“Country Made for Poets”: Pablo Neruda’s Other Homes

Pablo Neruda wrote that. He was talking about Chile and was so right; especially, when you see Chile through his artistic abodes. I was lucky enough to see all three of his estates this trip to Chile and travel outside Santiago. I visited Sebastiana and Isla Negra today: the final two of his homes.

Located in lovely Valparaíso, Neruda finished this masterpiece after the original, Spanish designer died before its completion. He named the Sebastiana after its first creator. Neruda wanted to see the sea and bought this building specifically to do so. He designed this place to fit his best interests. Having his eccentric, wacky personality, he had a bathroom with a see through door, giant rock murals of local stones, and his own bar that only he could operate. (Photo credits by PintsizedPioneer)

Neruda’s last house is located in a region called Isla Negra (Black Island). Despite its name, Isla Negra is not an island. ¡Qué sorpresa! This house is actually more of an estate and encompasses a large portion of this tiny town. Like all of his abodes, it is now a quaint, cosy museum with a very nice audio tour.

Neruda wanted a house where he could see all of Val. He got this wish and spent his time here with Mathilde, his beloved wife.
(Photo credits by PintsizedPioneer)

I took mine this time in Spanish, so I only understood about 30% percent of the speaker. What I did pick up was that Neruda again wanted to see the mar (sea) from his home, collected a crazy amount of artifacts from around the world, and loved to arrange his collectibles to face each other.

Honestly, Isla Negra is my least favorite of his homes. It is beautiful; though, the scenery is less than desirable (for me at least). Today was especially grey, and the sea was dark and sea weedy, which made the views out the multiple windows look … depressing.
(Photo credits by PintsizedPioneer)

He would accompany objects with one another (at times) to even prevent them from feeling lonely.

Isla Negra boasts rooms for his varied collections. Examples include horse memorabilia, sea shells, and masks. Neruda could probably be considered a pack rat, but with his style and not-so-self conscious nature, he’d be cool with that.

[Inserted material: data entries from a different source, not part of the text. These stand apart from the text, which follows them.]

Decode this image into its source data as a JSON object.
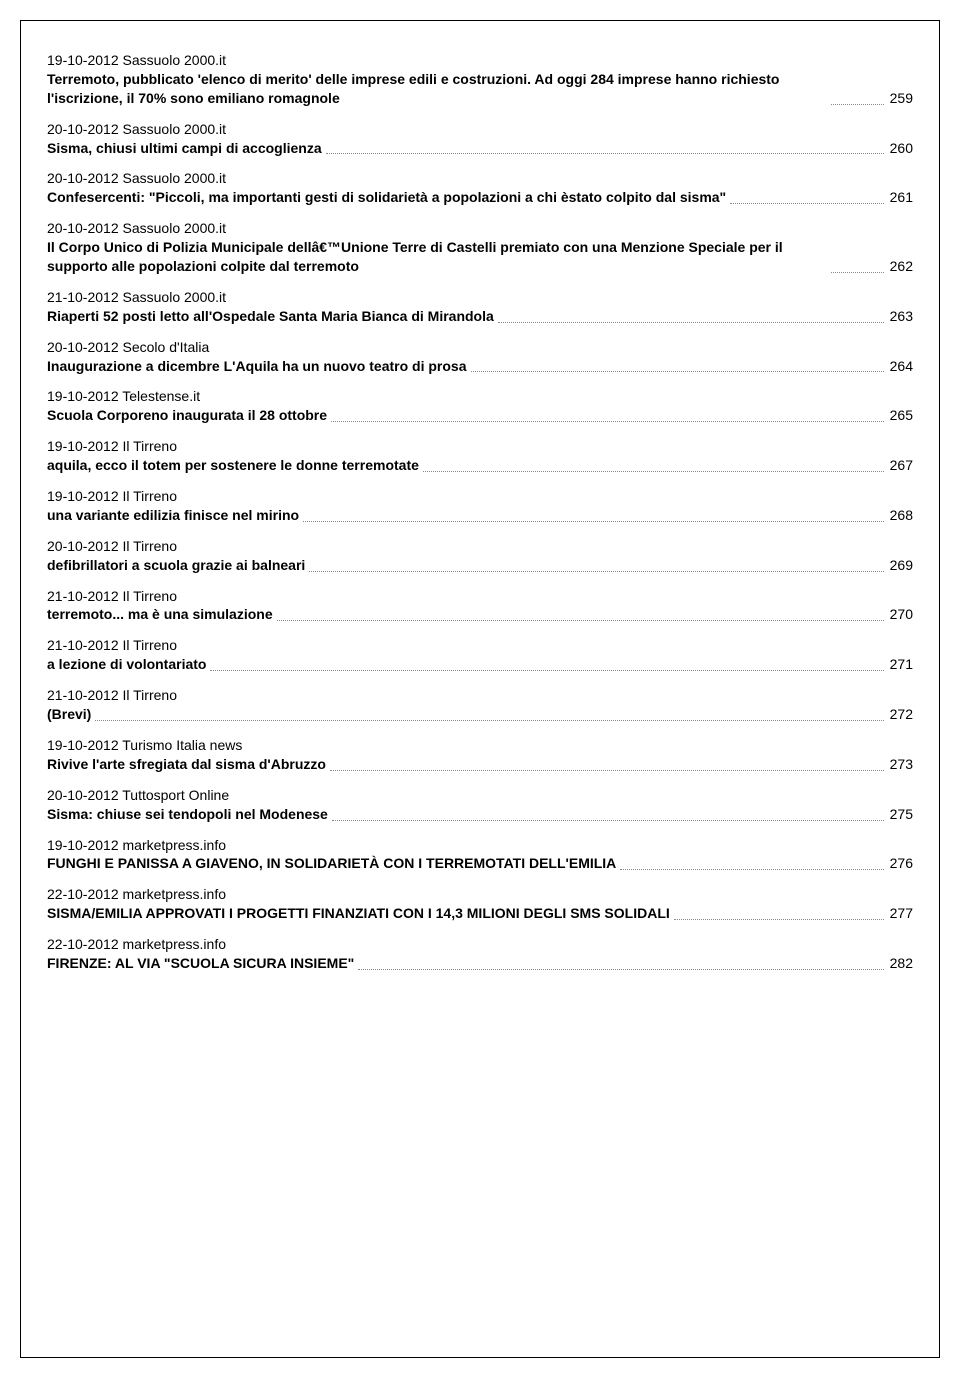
{
  "entries": [
    {
      "date": "19-10-2012",
      "source": "Sassuolo 2000.it",
      "title": "Terremoto, pubblicato 'elenco di merito' delle imprese edili e costruzioni. Ad oggi 284 imprese hanno richiesto l'iscrizione, il 70% sono emiliano romagnole",
      "page": "259"
    },
    {
      "date": "20-10-2012",
      "source": "Sassuolo 2000.it",
      "title": "Sisma, chiusi ultimi campi di accoglienza",
      "page": "260"
    },
    {
      "date": "20-10-2012",
      "source": "Sassuolo 2000.it",
      "title": "Confesercenti: \"Piccoli, ma importanti gesti di solidarietà a popolazioni a chi èstato colpito dal sisma\"",
      "page": "261"
    },
    {
      "date": "20-10-2012",
      "source": "Sassuolo 2000.it",
      "title": "Il Corpo Unico di Polizia Municipale dellâ€™Unione Terre di Castelli premiato con una Menzione Speciale per il supporto alle popolazioni colpite dal terremoto",
      "page": "262"
    },
    {
      "date": "21-10-2012",
      "source": "Sassuolo 2000.it",
      "title": "Riaperti 52 posti letto all'Ospedale Santa Maria Bianca di Mirandola",
      "page": "263"
    },
    {
      "date": "20-10-2012",
      "source": "Secolo d'Italia",
      "title": "Inaugurazione a dicembre L'Aquila ha un nuovo teatro di prosa",
      "page": "264"
    },
    {
      "date": "19-10-2012",
      "source": "Telestense.it",
      "title": "Scuola Corporeno inaugurata il 28 ottobre",
      "page": "265"
    },
    {
      "date": "19-10-2012",
      "source": "Il Tirreno",
      "title": "aquila, ecco il totem per sostenere le donne terremotate",
      "page": "267"
    },
    {
      "date": "19-10-2012",
      "source": "Il Tirreno",
      "title": "una variante edilizia finisce nel mirino",
      "page": "268"
    },
    {
      "date": "20-10-2012",
      "source": "Il Tirreno",
      "title": "defibrillatori a scuola grazie ai balneari",
      "page": "269"
    },
    {
      "date": "21-10-2012",
      "source": "Il Tirreno",
      "title": "terremoto... ma è una simulazione",
      "page": "270"
    },
    {
      "date": "21-10-2012",
      "source": "Il Tirreno",
      "title": "a lezione di volontariato",
      "page": "271"
    },
    {
      "date": "21-10-2012",
      "source": "Il Tirreno",
      "title": "(Brevi)",
      "page": "272"
    },
    {
      "date": "19-10-2012",
      "source": "Turismo Italia news",
      "title": "Rivive l'arte sfregiata dal sisma d'Abruzzo",
      "page": "273"
    },
    {
      "date": "20-10-2012",
      "source": "Tuttosport Online",
      "title": "Sisma: chiuse sei tendopoli nel Modenese",
      "page": "275"
    },
    {
      "date": "19-10-2012",
      "source": "marketpress.info",
      "title": "FUNGHI E PANISSA A GIAVENO, IN SOLIDARIETÀ CON I TERREMOTATI DELL'EMILIA",
      "page": "276"
    },
    {
      "date": "22-10-2012",
      "source": "marketpress.info",
      "title": "SISMA/EMILIA APPROVATI I PROGETTI FINANZIATI CON I 14,3 MILIONI DEGLI SMS SOLIDALI",
      "page": "277"
    },
    {
      "date": "22-10-2012",
      "source": "marketpress.info",
      "title": "FIRENZE: AL VIA \"SCUOLA SICURA INSIEME\"",
      "page": "282"
    }
  ]
}
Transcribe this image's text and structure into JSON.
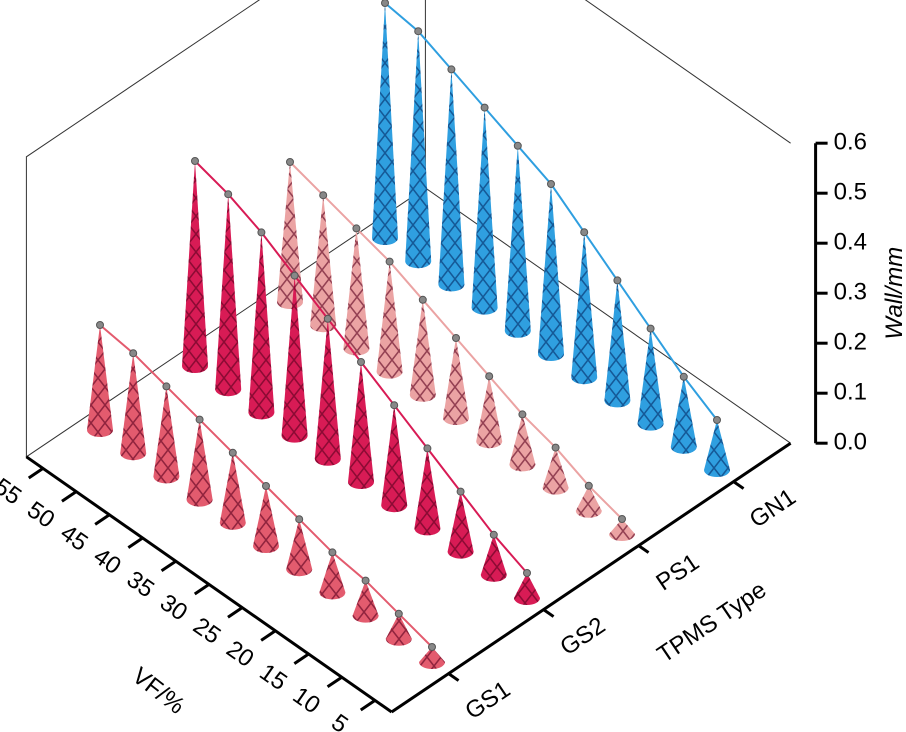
{
  "chart_data": {
    "type": "cone3d",
    "x_label": "VF/%",
    "y_label": "TPMS Type",
    "z_label": "Wall/mm",
    "x": [
      5,
      10,
      15,
      20,
      25,
      30,
      35,
      40,
      45,
      50,
      55
    ],
    "xticks": [
      5,
      10,
      15,
      20,
      25,
      30,
      35,
      40,
      45,
      50,
      55
    ],
    "xlim": [
      2.5,
      57.5
    ],
    "zlim": [
      0,
      0.6
    ],
    "zticks": [
      {
        "value": 0,
        "label": "0.0"
      },
      0.1,
      0.2,
      0.3,
      0.4,
      0.5,
      0.6
    ],
    "series": [
      {
        "name": "GS1",
        "color": "#e35b6e",
        "values": [
          0.03,
          0.05,
          0.07,
          0.08,
          0.1,
          0.12,
          0.14,
          0.16,
          0.18,
          0.2,
          0.21
        ]
      },
      {
        "name": "GS2",
        "color": "#d81b55",
        "values": [
          0.05,
          0.08,
          0.12,
          0.16,
          0.2,
          0.24,
          0.28,
          0.32,
          0.36,
          0.39,
          0.41
        ]
      },
      {
        "name": "PS1",
        "color": "#eba3a3",
        "values": [
          0.03,
          0.05,
          0.08,
          0.1,
          0.13,
          0.16,
          0.19,
          0.22,
          0.24,
          0.26,
          0.28
        ]
      },
      {
        "name": "GN1",
        "color": "#2f9fe0",
        "values": [
          0.1,
          0.14,
          0.19,
          0.24,
          0.29,
          0.34,
          0.37,
          0.4,
          0.43,
          0.46,
          0.47
        ]
      }
    ]
  }
}
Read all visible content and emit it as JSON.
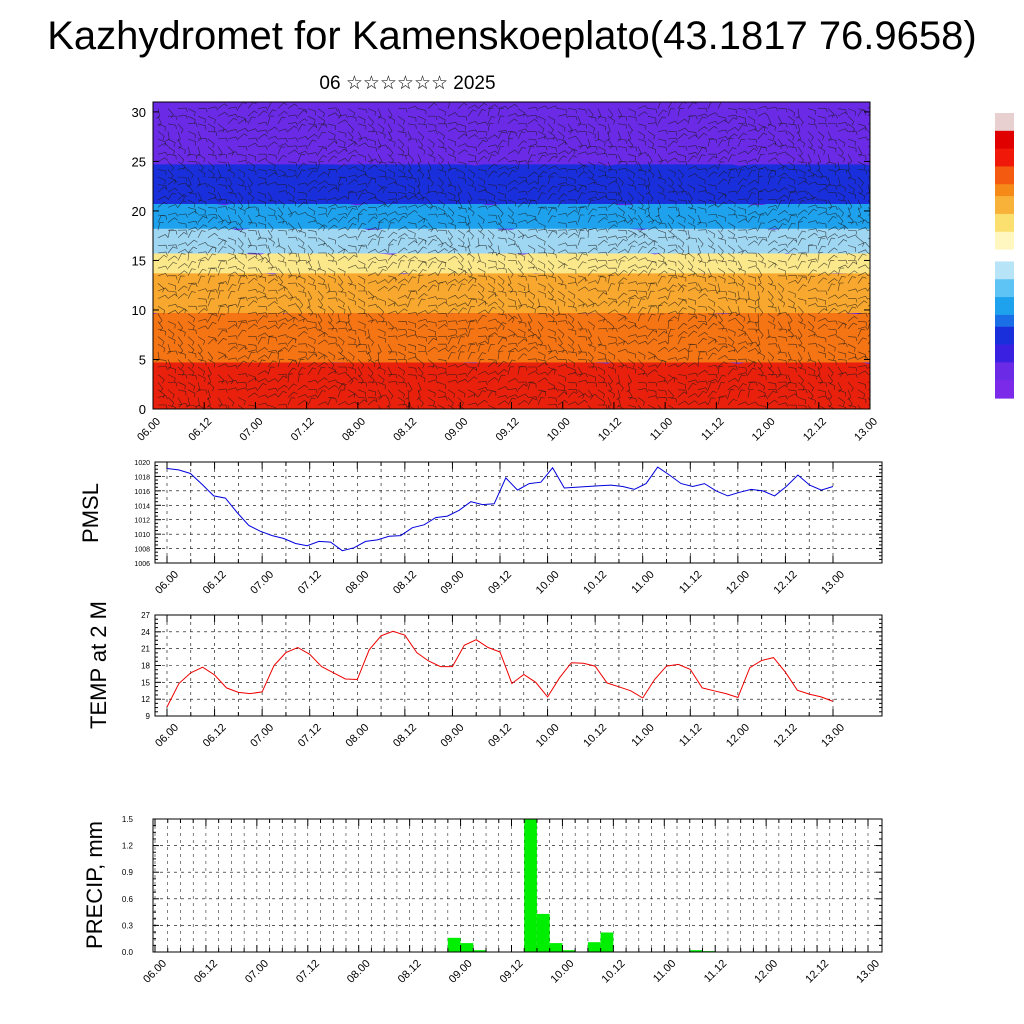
{
  "page": {
    "title": "Kazhydromet for Kamenskoeplato(43.1817 76.9658)",
    "subtitle": "06 ☆☆☆☆☆☆ 2025"
  },
  "chart_data": [
    {
      "type": "heatmap",
      "xlabel": "",
      "ylabel": "",
      "x_tick_labels": [
        "06.00",
        "06.12",
        "07.00",
        "07.12",
        "08.00",
        "08.12",
        "09.00",
        "09.12",
        "10.00",
        "10.12",
        "11.00",
        "11.12",
        "12.00",
        "12.12",
        "13.00"
      ],
      "y_ticks": [
        0,
        5,
        10,
        15,
        20,
        25,
        30
      ],
      "ylim": [
        0,
        31
      ],
      "color_bands": [
        {
          "y_from": 0,
          "y_to": 5,
          "color": "#e8200c"
        },
        {
          "y_from": 5,
          "y_to": 10,
          "color": "#f57413"
        },
        {
          "y_from": 10,
          "y_to": 14,
          "color": "#f8a82e"
        },
        {
          "y_from": 14,
          "y_to": 16,
          "color": "#fbe88a"
        },
        {
          "y_from": 16,
          "y_to": 18.5,
          "color": "#9fd6f2"
        },
        {
          "y_from": 18.5,
          "y_to": 21,
          "color": "#1ea2ee"
        },
        {
          "y_from": 21,
          "y_to": 25,
          "color": "#1a2fdc"
        },
        {
          "y_from": 25,
          "y_to": 31,
          "color": "#6a2ae6"
        }
      ],
      "overlay": "wind barbs"
    },
    {
      "type": "line",
      "ylabel": "PMSL",
      "x_tick_labels": [
        "06.00",
        "06.12",
        "07.00",
        "07.12",
        "08.00",
        "08.12",
        "09.00",
        "09.12",
        "10.00",
        "10.12",
        "11.00",
        "11.12",
        "12.00",
        "12.12",
        "13.00"
      ],
      "y_ticks": [
        1006,
        1008,
        1010,
        1012,
        1014,
        1016,
        1018,
        1020
      ],
      "ylim": [
        1006,
        1020
      ],
      "grid": true,
      "series": [
        {
          "color": "#0000dd",
          "values": [
            1019.1,
            1018.9,
            1018.4,
            1016.9,
            1015.3,
            1015.0,
            1013.0,
            1011.2,
            1010.4,
            1009.8,
            1009.4,
            1008.7,
            1008.4,
            1009.0,
            1008.9,
            1007.7,
            1008.1,
            1009.0,
            1009.2,
            1009.7,
            1009.8,
            1010.9,
            1011.3,
            1012.3,
            1012.5,
            1013.3,
            1014.5,
            1014.1,
            1014.2,
            1017.8,
            1016.1,
            1017.0,
            1017.2,
            1019.2,
            1016.4,
            1016.5,
            1016.6,
            1016.7,
            1016.8,
            1016.6,
            1016.2,
            1017.0,
            1019.3,
            1018.2,
            1017.0,
            1016.6,
            1017.0,
            1016.0,
            1015.3,
            1015.8,
            1016.2,
            1016.0,
            1015.3,
            1016.6,
            1018.2,
            1016.8,
            1016.1,
            1016.6
          ]
        }
      ]
    },
    {
      "type": "line",
      "ylabel": "TEMP at 2 M",
      "x_tick_labels": [
        "06.00",
        "06.12",
        "07.00",
        "07.12",
        "08.00",
        "08.12",
        "09.00",
        "09.12",
        "10.00",
        "10.12",
        "11.00",
        "11.12",
        "12.00",
        "12.12",
        "13.00"
      ],
      "y_ticks": [
        9,
        12,
        15,
        18,
        21,
        24,
        27
      ],
      "ylim": [
        9,
        27
      ],
      "grid": true,
      "series": [
        {
          "color": "#ee0000",
          "values": [
            10.6,
            14.8,
            16.7,
            17.7,
            16.3,
            14.0,
            13.2,
            13.0,
            13.3,
            18.0,
            20.3,
            21.2,
            20.0,
            17.8,
            16.7,
            15.6,
            15.5,
            20.8,
            23.3,
            24.1,
            23.4,
            20.3,
            18.8,
            17.8,
            17.8,
            21.6,
            22.6,
            21.2,
            20.4,
            14.8,
            16.4,
            15.0,
            12.4,
            15.8,
            18.5,
            18.4,
            17.9,
            14.9,
            14.2,
            13.5,
            12.2,
            15.5,
            17.9,
            18.2,
            17.3,
            14.0,
            13.5,
            13.0,
            12.3,
            17.6,
            18.9,
            19.4,
            16.8,
            13.6,
            12.9,
            12.4,
            11.6
          ]
        }
      ]
    },
    {
      "type": "bar",
      "ylabel": "PRECIP, mm",
      "x_tick_labels": [
        "06.00",
        "06.12",
        "07.00",
        "07.12",
        "08.00",
        "08.12",
        "09.00",
        "09.12",
        "10.00",
        "10.12",
        "11.00",
        "11.12",
        "12.00",
        "12.12",
        "13.00"
      ],
      "y_tick_labels": [
        "0.0",
        "0.3",
        "0.6",
        "0.9",
        "1.2",
        "1.5"
      ],
      "ylim": [
        0,
        1.5
      ],
      "grid": true,
      "bar_color": "#00ee00",
      "bars": [
        {
          "slot": 23.5,
          "value": 0.16
        },
        {
          "slot": 24.5,
          "value": 0.1
        },
        {
          "slot": 25.5,
          "value": 0.02
        },
        {
          "slot": 29.5,
          "value": 1.5
        },
        {
          "slot": 30.5,
          "value": 0.43
        },
        {
          "slot": 31.5,
          "value": 0.1
        },
        {
          "slot": 32.5,
          "value": 0.02
        },
        {
          "slot": 34.5,
          "value": 0.11
        },
        {
          "slot": 35.5,
          "value": 0.22
        },
        {
          "slot": 42.5,
          "value": 0.02
        },
        {
          "slot": 43.5,
          "value": 0.01
        }
      ]
    }
  ]
}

Neruda and Matilde are buried here. The audio tour described it as the tomb of the poet and his woman. Here lays one of the most famous Chileans in history, a Nobel Prize winner, and an artist. Neruda was a believer in love, and I think he would
like that he was buried next to his lover for their internal slumber.
(Photo credits by PintsizedPioneer)

From what I gathered from the tours, Neruda did everything with purpose. Whether arranging furniture, finding collectible glassware, or building a house for his woman, Neruda had it planned. He was sentimental: a quality I appreciate. He was a poet, diplomat, and continues to be a Chilean icon. I am glad I ended my adventure with Neruda. Walking through the poet’s houses, you can sense that greatness once strolled, joked, and lived between the decorated walls.

If you are interested about Neruda’s other home, La Chascona, follow this link: Let’s Get Into Gira

If you are in Chile, definitely check out these locations. It’s a mere day trip that will last a lifetime. The addresses are Ferrari 692, Valparaíso. and Poeta Neruda s/n, Isla Negra, El Quisco for Sebastiana and Isla Negra respectively. I said good-bye to Neruda today, and he said good-bye to me as well. (He is a personal role model if you can’t tell). Soon, I must give my regards to Chile too. Let’s see how that goes.